King County Search and Rescue is a 501(c)(3) non-profit organization that works with the King County Sheriff's Office. It includes seven volunteer units that perform different search and rescue functions, including Seattle Mountain Rescue, which specializes in high-angle, technical rescues, a ski patrol unit that responds to avalanches and backcountry skiing incidents, and the largest unit, which takes care of most ground rescues. In addition to wilderness rescues, the group also finds missing persons in an urban environment, disaster response, body recoveries, and public education. For example they carried out a body recovery for a child that went missing in a lake in Federal Way. In the past, search and rescue volunteers helped locate the victims of the Green River Killer.

In June 2025, the group carried out 5 different rescues for hikers on Mailbox Peak; their other most common locations for incidents are Mt. Si, Snow Lake, and Chiriko Trail on Tiger Mountain. They respond to over 100 incidents a year on areas accessed via I-90. Common hiking incidents that result in search and rescue calls include "dehydration, leg cramps, falls, or people getting lost after dark". The group estimates that a majority of its rescues are due to unprepared people and as a result the group advises hikers to bring emergency supplies such as headlamps, extra water, and warm clothes.

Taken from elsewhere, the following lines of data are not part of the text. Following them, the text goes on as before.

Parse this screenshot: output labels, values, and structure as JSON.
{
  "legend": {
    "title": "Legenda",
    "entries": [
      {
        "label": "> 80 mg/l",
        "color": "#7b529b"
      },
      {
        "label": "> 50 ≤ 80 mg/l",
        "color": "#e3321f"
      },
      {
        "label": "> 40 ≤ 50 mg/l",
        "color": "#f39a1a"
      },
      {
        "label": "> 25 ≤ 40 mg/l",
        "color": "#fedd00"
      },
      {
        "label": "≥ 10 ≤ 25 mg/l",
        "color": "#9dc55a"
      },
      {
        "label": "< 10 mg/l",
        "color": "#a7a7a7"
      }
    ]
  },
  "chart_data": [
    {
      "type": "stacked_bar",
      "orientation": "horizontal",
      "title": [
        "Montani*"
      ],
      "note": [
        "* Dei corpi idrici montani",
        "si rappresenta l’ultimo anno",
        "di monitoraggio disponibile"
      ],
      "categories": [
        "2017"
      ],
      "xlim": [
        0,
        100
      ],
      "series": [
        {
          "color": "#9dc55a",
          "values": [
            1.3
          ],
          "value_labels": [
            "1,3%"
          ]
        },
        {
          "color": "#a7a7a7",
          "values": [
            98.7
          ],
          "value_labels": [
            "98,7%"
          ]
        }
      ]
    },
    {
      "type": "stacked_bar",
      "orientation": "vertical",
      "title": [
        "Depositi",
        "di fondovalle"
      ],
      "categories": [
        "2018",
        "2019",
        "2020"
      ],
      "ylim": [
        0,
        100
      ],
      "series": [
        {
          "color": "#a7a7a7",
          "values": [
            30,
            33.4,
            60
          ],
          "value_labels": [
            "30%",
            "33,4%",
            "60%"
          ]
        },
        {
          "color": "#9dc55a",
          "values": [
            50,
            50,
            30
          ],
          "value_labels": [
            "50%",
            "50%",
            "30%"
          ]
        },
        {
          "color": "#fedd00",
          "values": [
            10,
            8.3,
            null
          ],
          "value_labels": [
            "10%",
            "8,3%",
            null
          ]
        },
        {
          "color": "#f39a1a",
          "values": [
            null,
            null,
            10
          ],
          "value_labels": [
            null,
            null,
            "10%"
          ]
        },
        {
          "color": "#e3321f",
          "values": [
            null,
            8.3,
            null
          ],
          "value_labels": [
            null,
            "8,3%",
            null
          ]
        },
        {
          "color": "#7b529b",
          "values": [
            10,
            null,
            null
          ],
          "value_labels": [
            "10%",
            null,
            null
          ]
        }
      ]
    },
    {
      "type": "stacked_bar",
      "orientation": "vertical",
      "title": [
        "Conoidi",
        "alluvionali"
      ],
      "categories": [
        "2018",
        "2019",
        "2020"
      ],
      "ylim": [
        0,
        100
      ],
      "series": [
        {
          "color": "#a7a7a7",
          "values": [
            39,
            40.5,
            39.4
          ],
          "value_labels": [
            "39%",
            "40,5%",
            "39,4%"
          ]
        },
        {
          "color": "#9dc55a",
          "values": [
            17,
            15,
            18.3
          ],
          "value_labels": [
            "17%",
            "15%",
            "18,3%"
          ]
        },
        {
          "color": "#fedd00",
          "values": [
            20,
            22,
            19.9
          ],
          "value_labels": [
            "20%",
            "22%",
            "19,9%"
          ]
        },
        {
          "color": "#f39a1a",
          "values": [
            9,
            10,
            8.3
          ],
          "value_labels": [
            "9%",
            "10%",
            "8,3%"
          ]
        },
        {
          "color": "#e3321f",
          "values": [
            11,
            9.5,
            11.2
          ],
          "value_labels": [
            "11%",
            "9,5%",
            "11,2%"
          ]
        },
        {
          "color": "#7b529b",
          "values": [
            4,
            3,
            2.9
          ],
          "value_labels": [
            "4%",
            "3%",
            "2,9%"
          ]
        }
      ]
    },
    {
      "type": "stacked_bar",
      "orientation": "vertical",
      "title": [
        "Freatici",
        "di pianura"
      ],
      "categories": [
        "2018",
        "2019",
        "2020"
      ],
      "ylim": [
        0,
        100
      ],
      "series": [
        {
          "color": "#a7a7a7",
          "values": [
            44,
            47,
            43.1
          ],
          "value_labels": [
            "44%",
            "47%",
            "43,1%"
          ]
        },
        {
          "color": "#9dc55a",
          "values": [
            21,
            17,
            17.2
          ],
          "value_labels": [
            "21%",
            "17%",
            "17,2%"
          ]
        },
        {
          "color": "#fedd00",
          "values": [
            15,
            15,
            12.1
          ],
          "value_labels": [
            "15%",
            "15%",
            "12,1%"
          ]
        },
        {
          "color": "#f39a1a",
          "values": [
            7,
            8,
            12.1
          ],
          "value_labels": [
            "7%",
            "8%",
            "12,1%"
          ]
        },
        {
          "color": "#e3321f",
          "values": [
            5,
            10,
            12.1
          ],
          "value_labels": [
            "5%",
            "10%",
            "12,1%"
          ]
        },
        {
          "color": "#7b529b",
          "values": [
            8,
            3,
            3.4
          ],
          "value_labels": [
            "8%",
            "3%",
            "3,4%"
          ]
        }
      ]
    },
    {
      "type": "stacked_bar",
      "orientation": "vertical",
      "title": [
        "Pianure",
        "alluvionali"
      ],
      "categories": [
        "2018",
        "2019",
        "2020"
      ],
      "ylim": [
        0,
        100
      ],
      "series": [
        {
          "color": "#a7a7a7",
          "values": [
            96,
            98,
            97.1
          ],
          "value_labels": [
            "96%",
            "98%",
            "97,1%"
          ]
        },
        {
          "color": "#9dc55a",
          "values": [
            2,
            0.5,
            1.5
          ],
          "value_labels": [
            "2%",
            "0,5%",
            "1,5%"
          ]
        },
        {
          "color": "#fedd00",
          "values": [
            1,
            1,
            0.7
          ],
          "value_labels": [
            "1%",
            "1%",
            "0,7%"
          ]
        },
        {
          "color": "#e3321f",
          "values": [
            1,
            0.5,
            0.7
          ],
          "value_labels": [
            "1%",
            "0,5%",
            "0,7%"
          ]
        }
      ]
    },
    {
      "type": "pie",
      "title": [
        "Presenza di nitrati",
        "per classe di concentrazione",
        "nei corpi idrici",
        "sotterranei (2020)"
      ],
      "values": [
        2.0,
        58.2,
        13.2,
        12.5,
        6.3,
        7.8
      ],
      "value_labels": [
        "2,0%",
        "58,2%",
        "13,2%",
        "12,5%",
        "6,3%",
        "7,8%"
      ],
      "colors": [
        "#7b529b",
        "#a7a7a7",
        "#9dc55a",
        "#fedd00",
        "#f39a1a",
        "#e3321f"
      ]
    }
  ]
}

In 2026 members of the group arrived in 12 minutes after a bear attack on the Mount Si trail, as they had been training at the time near the mountain's summit. Altogether 40 people responded to the incident, cleared out the trail, and transported the injured person to a hospital.

Most rescues are carried out by ground teams without the use of a helicopter, although technologies such as ebikes, drones, and exoskeletons are sometimes used. However, in 2026 King County received over $1 million in federal funds for a new helicopter. They have also responded to incidents in other counties.